The Independent commented:

“For a while we may pause to express outrage. But we then move on to the urgent business of our daily lives. Spot checks and hit squads may arrest the worst practice…..But they will not do much about a society that has hardened its heart against the elderly.”

Doing nothing is not an option. The review of adult social care law undertaken by the Law Commission in 2011 made clear to government the law pertaining to the protection of vulnerable older people requires strengthening as the current framework is clearly not working. However, this alone will not address the issue. The current discourse on the care of older people also needs to change, we have reached the point where ‘cost’ is king, every aspect of care for the elderly is framed in the language of economics. Government and society are so focused on the cost of care they have lost sight of the value of caring to society, from a moral and ethical perspective. Replacing values such as dignity and respect in care with ‘value for money’ has reduced older people to a percentile of spending of tax payers money, rather than being viewed as actual people, people who at some point may require additional help and support, through no fault of their own but as a natural process of ageing. Indeed the focus on cost diverts our attention from the real issue, we as a society are, at best, indifferent to the plight of older people.

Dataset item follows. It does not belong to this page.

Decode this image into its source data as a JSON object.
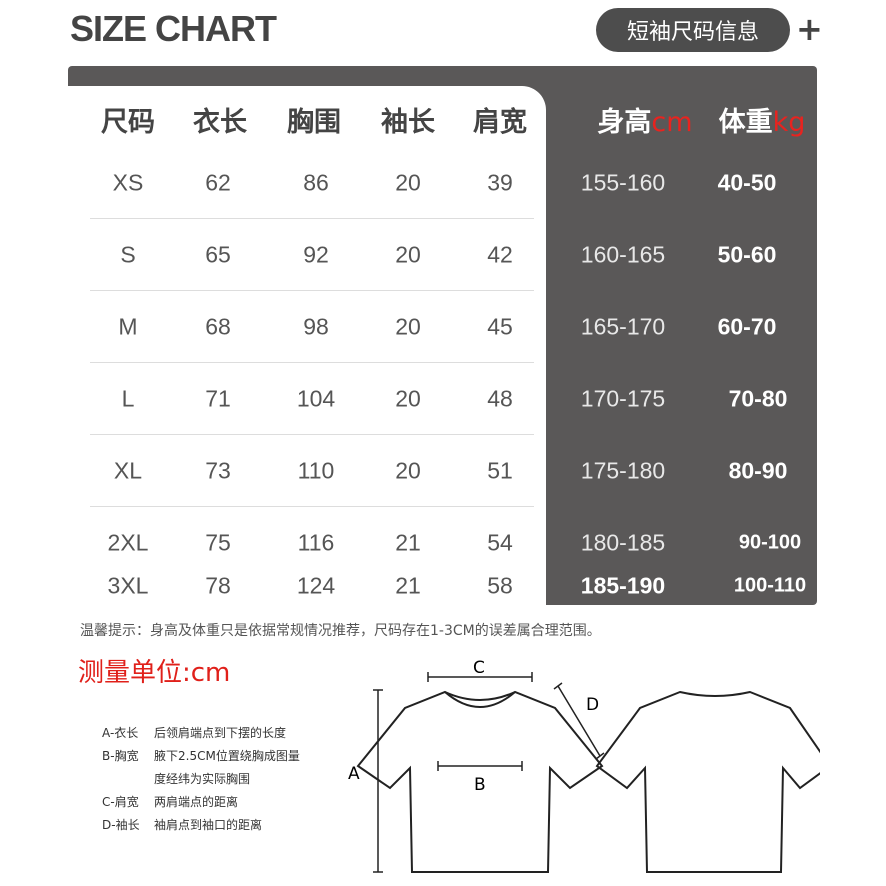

Our ability to watch abuse captured on film in care settings and read report after report yet do nothing to change our attitude is disturbing, maybe society is experiencing ‘compassion fatigue’? If this is the case old age is to be more feared than death!

Real change can only occur if built on a foundation of respect for older people. Developing a culture of dignity and respect for older people requires more than codes of practice to guide the carers who look after our older people. We all have to develop a much deeper understanding of what ‘dignity’ and ‘respect’ actually mean and how we demonstrate dignity and respect to one another, starting firstly with ourselves. Arguably if individuals respected themselves they would not allow themselves to act in such a way that is abusive to those they care for. It would also help if we respected carers by paying them a wage that genuinely reflects the complex nature of the work they do.

It is with shame that we should read the treatment of older people in care is now so bad that it meets the legal definition of torture according to the Governments own human rights watchdog. How many more programmes showing carers abusing those most vulnerable must we watch, how many more people have to suffer before society and government decide to react with more than short lived outrage?